Looking at NuScale’s formal project agreements, these 12 modules are likely to be routed to one of three primary commercial deployment paths.
The largest and most definitive domestic pipeline for NuScale’s 12-module plant layout is an ambitious utility partnership between the Tennessee Valley Authority (TVA) and ENTRA1 Energy, NuScale’s strategic partner. The two companies have a 50/50 joint venture company – ENTRA1 NuScale LLC – under which ENTRA1 holds the global exclusive rights to the commercialisation, distribution, and deployment of NuScale’s products and services.
This project is for 6 GWe of SMR capacity across the US Southeast. Specific sites are being evaluated across TVA’s seven-state territory, which spans across Tennessee and parts of Alabama, Mississippi, Kentucky, Georgia, North Carolina, and Virginia.
NuScale is also progressing its project at the Doicești Power Station, a former coal-fired thermal plant in southern Romania. This project, managed by RoPower Nuclear (a joint venture of Nuclearelectrica and Nova Power & Gas), is designed as a six-module plant (462 MWe).
NuScale is pursuing two other international frameworks structured around the 12-module configuration. In Poland, NuScale has an agreement with KGHM Polska Miedź SA to deploy a VOYGR-12 plant to replace coal power at their industrial processing facilities. In late 2024, NuScale signed an agreement with the government of Ghana and Regnum Technology Group to establish a VOYGR-12 plant configuration.
However, earlier this year NuScale shares fell after analysts at Guggenheim Securities raised concerns about its commercialisation partner ENTRA1 Energy, prompting securities fraud lawsuits and renewed scrutiny of milestone payments and strategic risks. The securities fraud class action lawsuits centre on allegations that the company severely misrepresented the credentials of ENTRA1 Energy. Triggered by the Guggenheim Securities report and devastating quarterly disclosures, multiple law firms filed suits in the Oregon District Court.

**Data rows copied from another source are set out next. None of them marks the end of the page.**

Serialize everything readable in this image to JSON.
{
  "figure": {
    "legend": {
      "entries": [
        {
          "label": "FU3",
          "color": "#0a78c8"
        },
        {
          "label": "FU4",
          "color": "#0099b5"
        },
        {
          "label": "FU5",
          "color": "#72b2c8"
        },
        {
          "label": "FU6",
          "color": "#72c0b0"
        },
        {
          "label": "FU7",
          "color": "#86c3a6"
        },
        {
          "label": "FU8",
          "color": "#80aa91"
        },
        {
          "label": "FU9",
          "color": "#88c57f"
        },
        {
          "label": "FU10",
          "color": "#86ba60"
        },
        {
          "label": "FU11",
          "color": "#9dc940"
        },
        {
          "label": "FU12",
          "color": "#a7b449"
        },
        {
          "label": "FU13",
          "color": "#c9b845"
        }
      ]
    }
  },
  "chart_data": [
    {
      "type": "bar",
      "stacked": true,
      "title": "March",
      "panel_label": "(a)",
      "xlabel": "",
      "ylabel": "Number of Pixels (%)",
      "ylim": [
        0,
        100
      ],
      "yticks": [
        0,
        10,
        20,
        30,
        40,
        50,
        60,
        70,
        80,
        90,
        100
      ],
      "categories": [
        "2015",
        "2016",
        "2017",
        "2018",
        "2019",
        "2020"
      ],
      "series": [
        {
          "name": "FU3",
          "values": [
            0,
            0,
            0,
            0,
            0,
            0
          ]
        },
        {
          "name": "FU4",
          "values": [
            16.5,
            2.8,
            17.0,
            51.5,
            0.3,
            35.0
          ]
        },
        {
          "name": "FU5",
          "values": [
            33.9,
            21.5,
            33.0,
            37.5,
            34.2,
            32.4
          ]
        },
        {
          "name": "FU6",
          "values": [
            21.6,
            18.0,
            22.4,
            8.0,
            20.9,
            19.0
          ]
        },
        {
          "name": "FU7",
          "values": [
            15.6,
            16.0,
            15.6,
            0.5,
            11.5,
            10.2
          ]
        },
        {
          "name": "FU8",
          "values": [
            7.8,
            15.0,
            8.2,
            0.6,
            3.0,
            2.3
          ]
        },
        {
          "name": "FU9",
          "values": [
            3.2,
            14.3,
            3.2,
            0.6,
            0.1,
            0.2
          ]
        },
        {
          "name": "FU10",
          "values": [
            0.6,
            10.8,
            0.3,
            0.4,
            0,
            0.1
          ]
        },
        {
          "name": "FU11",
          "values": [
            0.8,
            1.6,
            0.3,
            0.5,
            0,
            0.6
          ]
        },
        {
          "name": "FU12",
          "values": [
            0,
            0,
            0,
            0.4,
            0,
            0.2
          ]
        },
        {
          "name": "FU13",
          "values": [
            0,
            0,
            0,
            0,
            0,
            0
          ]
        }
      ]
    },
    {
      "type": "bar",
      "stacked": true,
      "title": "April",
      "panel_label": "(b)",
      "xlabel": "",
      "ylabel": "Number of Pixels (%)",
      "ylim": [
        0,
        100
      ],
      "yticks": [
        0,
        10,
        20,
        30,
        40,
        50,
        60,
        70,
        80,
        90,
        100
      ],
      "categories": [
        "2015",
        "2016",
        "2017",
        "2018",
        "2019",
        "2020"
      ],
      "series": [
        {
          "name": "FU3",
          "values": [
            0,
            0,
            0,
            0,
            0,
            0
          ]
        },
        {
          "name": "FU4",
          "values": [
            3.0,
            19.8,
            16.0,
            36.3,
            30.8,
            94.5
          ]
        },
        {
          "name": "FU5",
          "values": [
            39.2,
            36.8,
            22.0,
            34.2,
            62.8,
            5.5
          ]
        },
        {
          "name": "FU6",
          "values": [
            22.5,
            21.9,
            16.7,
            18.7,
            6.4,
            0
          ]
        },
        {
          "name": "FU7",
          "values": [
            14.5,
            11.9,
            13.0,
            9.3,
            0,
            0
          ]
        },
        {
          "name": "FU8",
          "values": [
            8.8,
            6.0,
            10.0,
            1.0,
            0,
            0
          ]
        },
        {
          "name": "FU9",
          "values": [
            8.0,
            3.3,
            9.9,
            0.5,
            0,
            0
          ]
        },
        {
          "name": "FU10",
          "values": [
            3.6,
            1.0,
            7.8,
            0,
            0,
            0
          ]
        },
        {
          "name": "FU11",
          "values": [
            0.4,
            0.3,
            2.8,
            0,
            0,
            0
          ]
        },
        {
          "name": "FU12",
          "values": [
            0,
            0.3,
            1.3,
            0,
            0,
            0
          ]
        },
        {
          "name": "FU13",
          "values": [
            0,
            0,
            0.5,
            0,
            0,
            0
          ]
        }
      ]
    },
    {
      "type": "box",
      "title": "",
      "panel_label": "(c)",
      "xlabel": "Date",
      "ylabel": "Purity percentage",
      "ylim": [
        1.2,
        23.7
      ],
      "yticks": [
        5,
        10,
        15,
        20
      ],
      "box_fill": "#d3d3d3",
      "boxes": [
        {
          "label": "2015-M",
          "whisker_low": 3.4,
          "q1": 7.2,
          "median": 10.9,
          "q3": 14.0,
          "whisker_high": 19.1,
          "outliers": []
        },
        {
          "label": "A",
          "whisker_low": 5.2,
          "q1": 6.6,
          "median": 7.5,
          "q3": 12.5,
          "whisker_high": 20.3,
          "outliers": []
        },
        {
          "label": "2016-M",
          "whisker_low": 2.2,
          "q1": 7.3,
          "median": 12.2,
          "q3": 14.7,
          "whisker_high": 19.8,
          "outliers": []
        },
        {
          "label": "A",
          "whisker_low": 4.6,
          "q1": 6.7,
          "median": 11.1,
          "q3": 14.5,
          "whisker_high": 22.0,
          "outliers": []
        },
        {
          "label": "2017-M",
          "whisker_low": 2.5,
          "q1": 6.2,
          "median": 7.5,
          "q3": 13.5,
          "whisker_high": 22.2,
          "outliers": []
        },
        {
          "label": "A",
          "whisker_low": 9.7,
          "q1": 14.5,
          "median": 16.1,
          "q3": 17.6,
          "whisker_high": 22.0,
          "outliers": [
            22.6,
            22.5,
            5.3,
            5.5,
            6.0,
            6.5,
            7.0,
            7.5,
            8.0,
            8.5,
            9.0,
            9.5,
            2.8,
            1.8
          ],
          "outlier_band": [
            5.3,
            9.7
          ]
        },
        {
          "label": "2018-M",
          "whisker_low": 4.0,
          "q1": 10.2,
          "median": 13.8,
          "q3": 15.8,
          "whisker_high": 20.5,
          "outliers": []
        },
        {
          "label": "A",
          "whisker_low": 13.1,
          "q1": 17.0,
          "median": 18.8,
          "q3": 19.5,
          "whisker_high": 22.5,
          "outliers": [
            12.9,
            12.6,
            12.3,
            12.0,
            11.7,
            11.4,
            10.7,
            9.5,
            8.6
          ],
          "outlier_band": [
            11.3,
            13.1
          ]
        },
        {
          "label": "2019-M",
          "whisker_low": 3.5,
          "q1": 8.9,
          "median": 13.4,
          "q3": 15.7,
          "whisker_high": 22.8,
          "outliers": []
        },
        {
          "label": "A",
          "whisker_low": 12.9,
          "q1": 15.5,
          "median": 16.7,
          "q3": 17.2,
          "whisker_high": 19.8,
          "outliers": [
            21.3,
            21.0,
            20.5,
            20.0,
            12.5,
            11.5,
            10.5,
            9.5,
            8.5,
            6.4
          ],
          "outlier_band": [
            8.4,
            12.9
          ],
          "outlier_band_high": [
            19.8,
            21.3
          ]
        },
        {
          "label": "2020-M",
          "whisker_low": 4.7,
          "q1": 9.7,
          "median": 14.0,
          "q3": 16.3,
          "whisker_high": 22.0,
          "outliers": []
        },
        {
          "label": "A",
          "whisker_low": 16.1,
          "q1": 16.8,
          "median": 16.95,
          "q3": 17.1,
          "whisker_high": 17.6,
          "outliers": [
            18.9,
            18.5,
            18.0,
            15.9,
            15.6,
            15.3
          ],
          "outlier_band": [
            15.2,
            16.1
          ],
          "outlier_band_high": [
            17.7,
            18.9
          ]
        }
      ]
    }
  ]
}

NuScale shocked the market by revealing that its general and administrative expenses ballooned by over 3,000% due to a massive $495m payment to ENTRA1 tied to the TVA project. The lawsuits highlight that NuScale failed to properly inform the market of its total future milestone payment exposure under this contract, which potentially exceeds $3bn. Following these revelations and subsequent analyst downgrades, NuScale’s stock fell from its highs above $57 per share to the low teens, erasing billions in market value.
Because NuScale positioned ENTRA1 as its exclusive global commercialisation partner, these legal actions directly threaten the viability of its forward-looking project pipelines. They insert massive execution and regulatory risk into the TVA fleet opportunity with investors questioning whether ENTRA1 has the institutional capacity to deploy and manage large-scale nuclear projects.